Il fut un temps où il était de bon ton qu'un rang social élevé allât avec une certaine culture (fût-elle de façade). De ce point de vue, ça fait au moins trente ans que la Rollex, la voiture ou le dernier portable multifonction ont remplacé, comme signes de réussite bien plus sûrs, la belle bibliothèque et les conversations de salon sur les mérites et défauts du dernier Prix Nobel. On peut sans honte être PDG de multinationale (ou Président de la République... suivez mon regard... là, vers le bas
) et afficher son inculture.
A contrario, l'accès à la culture n'a jamais été aussi large et facile. Entre Internet, les médiathèques, les "grandes surfaces culturelles" avec les coûts assez faibles des livres de poche, des CD, des DVD, des expositions, quasiment n'importe qui, s'il en manifeste la curiosité et s'en donne les moyens (et je ne parle pas là de moyens financiers), peut accéder à plus d'œuvres littéraires, musicales, picturales, etc., issues du monde entier et des siècles passées, que qui que ce soit ne pourra jamais en ingurgiter durant toute une vie.

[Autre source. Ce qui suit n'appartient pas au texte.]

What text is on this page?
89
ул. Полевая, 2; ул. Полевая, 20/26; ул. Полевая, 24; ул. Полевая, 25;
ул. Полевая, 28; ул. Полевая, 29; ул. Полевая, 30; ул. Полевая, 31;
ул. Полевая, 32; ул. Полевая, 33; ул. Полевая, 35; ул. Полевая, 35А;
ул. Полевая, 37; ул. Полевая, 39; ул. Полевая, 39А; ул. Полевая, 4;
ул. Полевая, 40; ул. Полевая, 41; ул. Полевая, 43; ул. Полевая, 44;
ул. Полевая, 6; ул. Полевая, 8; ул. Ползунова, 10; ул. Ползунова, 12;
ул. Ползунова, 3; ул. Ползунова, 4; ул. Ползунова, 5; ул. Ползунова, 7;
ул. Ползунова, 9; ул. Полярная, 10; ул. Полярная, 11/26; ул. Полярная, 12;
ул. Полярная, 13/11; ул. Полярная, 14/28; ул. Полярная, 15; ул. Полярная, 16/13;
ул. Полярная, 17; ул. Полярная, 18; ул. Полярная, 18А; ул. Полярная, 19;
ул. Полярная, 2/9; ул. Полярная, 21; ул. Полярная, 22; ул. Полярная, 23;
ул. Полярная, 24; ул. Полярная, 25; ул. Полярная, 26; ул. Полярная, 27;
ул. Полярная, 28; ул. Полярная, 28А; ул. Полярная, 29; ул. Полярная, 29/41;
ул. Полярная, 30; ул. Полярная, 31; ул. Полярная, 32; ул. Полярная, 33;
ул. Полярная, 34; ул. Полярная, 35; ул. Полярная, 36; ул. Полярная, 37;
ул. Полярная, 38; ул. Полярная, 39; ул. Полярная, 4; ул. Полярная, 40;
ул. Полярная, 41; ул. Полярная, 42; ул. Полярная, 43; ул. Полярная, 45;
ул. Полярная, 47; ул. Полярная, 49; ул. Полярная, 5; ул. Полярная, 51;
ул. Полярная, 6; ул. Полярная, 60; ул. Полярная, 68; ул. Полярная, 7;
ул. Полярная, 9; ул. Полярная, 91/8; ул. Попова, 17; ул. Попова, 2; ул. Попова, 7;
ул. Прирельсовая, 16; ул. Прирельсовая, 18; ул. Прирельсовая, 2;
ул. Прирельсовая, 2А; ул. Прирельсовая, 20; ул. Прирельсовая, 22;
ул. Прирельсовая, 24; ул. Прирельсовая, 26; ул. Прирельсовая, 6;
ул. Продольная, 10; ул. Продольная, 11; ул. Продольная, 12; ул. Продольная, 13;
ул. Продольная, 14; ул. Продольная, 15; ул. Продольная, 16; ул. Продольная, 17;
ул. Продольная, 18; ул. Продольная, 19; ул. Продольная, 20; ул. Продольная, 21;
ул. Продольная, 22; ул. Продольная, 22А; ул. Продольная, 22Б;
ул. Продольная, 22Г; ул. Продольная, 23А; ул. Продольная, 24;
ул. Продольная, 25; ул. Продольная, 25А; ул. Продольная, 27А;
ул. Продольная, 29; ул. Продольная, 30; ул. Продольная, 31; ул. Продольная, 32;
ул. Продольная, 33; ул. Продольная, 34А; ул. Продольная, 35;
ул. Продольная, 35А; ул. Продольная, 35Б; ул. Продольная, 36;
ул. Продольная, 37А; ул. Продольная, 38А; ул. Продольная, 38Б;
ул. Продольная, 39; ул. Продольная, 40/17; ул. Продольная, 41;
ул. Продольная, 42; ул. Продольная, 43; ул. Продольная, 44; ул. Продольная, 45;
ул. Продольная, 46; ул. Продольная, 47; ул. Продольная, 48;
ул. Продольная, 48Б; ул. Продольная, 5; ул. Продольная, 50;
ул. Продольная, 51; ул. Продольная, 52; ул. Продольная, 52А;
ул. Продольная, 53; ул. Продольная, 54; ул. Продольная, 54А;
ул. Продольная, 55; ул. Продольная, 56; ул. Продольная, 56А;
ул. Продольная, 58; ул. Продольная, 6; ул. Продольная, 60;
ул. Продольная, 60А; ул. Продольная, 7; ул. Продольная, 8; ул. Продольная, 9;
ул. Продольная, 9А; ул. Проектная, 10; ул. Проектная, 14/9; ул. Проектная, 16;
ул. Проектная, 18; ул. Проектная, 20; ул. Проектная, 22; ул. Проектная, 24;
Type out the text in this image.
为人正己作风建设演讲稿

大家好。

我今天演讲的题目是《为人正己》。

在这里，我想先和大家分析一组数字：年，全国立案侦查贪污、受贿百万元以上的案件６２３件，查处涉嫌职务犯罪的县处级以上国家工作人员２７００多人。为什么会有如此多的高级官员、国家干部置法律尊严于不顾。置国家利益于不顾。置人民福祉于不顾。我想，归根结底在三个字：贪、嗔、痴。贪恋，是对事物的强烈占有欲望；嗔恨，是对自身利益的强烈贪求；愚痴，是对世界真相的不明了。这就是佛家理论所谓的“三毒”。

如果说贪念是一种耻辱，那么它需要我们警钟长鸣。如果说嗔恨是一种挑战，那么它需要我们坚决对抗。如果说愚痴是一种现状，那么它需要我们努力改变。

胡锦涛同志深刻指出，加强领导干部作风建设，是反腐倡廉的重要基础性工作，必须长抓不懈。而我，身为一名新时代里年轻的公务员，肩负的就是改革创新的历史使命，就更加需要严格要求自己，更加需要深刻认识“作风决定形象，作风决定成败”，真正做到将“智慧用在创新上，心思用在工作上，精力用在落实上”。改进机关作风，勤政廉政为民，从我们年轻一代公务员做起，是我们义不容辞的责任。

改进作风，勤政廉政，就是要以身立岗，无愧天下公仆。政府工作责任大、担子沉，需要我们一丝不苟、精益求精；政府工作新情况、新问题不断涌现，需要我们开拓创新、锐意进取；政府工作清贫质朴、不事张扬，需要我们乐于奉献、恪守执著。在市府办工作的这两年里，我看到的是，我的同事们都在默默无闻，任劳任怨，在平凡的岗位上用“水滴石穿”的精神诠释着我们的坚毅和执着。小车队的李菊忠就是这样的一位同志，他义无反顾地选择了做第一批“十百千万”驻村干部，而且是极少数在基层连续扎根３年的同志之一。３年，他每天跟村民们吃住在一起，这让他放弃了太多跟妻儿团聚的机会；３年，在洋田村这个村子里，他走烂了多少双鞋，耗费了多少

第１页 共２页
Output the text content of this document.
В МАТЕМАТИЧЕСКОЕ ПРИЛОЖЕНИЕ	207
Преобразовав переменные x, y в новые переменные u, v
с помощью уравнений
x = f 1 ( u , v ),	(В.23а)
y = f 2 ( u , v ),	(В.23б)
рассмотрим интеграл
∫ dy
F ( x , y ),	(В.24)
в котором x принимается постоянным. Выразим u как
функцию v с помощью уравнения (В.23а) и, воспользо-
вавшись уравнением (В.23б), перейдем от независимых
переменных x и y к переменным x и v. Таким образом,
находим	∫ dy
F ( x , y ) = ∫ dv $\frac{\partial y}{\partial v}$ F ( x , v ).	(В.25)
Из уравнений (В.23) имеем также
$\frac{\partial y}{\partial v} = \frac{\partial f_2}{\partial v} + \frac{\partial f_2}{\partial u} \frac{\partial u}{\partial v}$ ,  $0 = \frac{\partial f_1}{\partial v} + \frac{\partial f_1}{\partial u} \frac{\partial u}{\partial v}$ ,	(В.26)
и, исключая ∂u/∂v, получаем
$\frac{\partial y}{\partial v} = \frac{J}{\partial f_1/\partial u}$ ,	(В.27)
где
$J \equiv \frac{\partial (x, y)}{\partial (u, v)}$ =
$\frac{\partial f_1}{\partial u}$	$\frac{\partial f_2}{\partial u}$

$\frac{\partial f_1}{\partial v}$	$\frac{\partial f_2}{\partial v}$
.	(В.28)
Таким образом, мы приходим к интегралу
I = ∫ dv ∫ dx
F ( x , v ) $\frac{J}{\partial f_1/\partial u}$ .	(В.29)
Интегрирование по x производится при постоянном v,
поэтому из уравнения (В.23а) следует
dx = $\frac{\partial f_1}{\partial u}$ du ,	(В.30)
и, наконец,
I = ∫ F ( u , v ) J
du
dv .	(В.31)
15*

Enfin, et on en revient au point de départ de cette longue
digression, les frontières entre ce qui est culturellement "valorisé" et ce qui ne l'est pas en ont pris un sacré coup. La bande dessinée demande qu'on reconnaisse ses lettres de noblesse tandis que l'opéra se désole de n'être pas plus populaire. J'ose affirmer que l'une comme l'autre ne furent jamais plus proche qu'aujourd'hui de l'état qu'ils réclament...
Je m'interroge : quel aurait été mon rapport à la culture si j'avais vécu quelques décennies plus tôt ? Peut-être aurais-je eu une connaissance plus centrée sur les "bons" et "grands auteurs", sur la "grande culture". Je tiendrais le jazz et le rock, et sans doute aussi le cinéma, pour de la sous-m.... indigne de mon attention. Mais peut-être que je serais capable de lire Thucydide dans le texte. Ou peut-être, aussi bien, n'aurais-je jamais pu m'élever au-dessus de la condition sociale de mes aïeux (mineurs, gardiens de moutons, ouvriers) et n'aurais-je jamais franchi les portes d'un Opéra.
Dans un cas comme dans l'autre, ma collection de BD aurait sans nul doute été largement plus réduite que ce qu'elle est aujourd'hui.